The EP, however, might not pave the way to a full album. Albert, the son of the song writing great of the same name, isn't sure of the need for albums any more.

"I don't know if I like the idea of LPs anymore, I don't know if they're necessary," he explains.

"Rock n' roll started out with singles, and then it became all about the long format, but the way music is now it seems outdated… I grew up with the idea of buying albums, and the internet wasn't something that you really considered.

"It was there when The Strokes started but it hadn't taken over, so it's a case where you have to go with the change or fight it.

" I'd rather spend my energies trying to find ways of reaching people."

Recent years have seen Albert start to pen songs for The Strokes too, after their early lyrics were written nearly entirely by singer Julian Casablancas.

"Whatever you bring to a band will change, so it can be like a process of elimination, where you're trying to build something," he says.

"The sound will end up being different in the end because you have the four other guys to filter it through. I like both styles of working though."
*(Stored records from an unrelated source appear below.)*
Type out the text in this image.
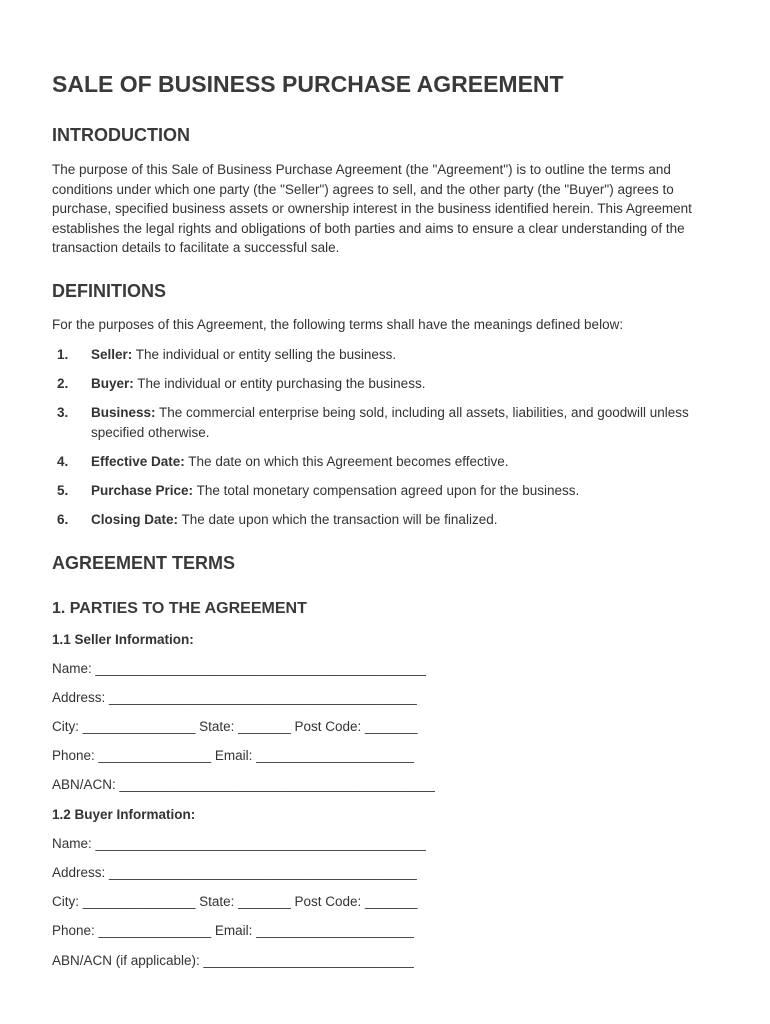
SALE OF BUSINESS PURCHASE AGREEMENT
INTRODUCTION

The purpose of this Sale of Business Purchase Agreement (the "Agreement") is to outline the terms and conditions under which one party (the "Seller") agrees to sell, and the other party (the "Buyer") agrees to purchase, specified business assets or ownership interest in the business identified herein. This Agreement establishes the legal rights and obligations of both parties and aims to ensure a clear understanding of the transaction details to facilitate a successful sale.

DEFINITIONS

For the purposes of this Agreement, the following terms shall have the meanings defined below:

1. Seller: The individual or entity selling the business.
2. Buyer: The individual or entity purchasing the business.
3. Business: The commercial enterprise being sold, including all assets, liabilities, and goodwill unless specified otherwise.
4. Effective Date: The date on which this Agreement becomes effective.
5. Purchase Price: The total monetary compensation agreed upon for the business.
6. Closing Date: The date upon which the transaction will be finalized.
AGREEMENT TERMS
1. PARTIES TO THE AGREEMENT
1.1 Seller Information:

Name: ____________________________________________

Address: _________________________________________

City: _______________ State: _______ Post Code: _______

Phone: _______________ Email: _____________________

ABN/ACN: __________________________________________

1.2 Buyer Information:

Name: ____________________________________________

Address: _________________________________________

City: _______________ State: _______ Post Code: _______

Phone: _______________ Email: _____________________

ABN/ACN (if applicable): ____________________________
During his time with the band, Albert and the too cool for school New Yorkers played to large crowds including headlining T In The Park in 2006. He doesn't mind his solo career taking in smaller venues, however, and is keen to return to Glasgow on Saturday night.

"I've good memories of my own shows there, and T In The Park was fun to play too," he says.

"I don't know if you have this with cities in the UK but over here in America you'll play LA or New York and get told 'that was a great show, but sorry for the LA crowd or the New York crowd', meaning that people were having a great time but not expressing it.

"Over in Glasgow there's not that, it's just people having fun, and you can feel it, which makes you want to play a better show, and that excites the crowd even more, so it's back and forth.

"It's easier to feel a crowd emotionally at a smaller gig like the Barrowland and I remember that place being intense."

If memories of Glasgow prompt Albert to chat away enthusiastically, then one subject prompts him to clam up quickly - whether The Strokes will ever actually hit the road again, after their last two albums were accompanied by scant touring.

"I've no idea about live shows," he says, with the energy of a man being sent to the gallows.

"You know as much as I do…I don't have any more answers on that, there's not much information on what we can do that I can say."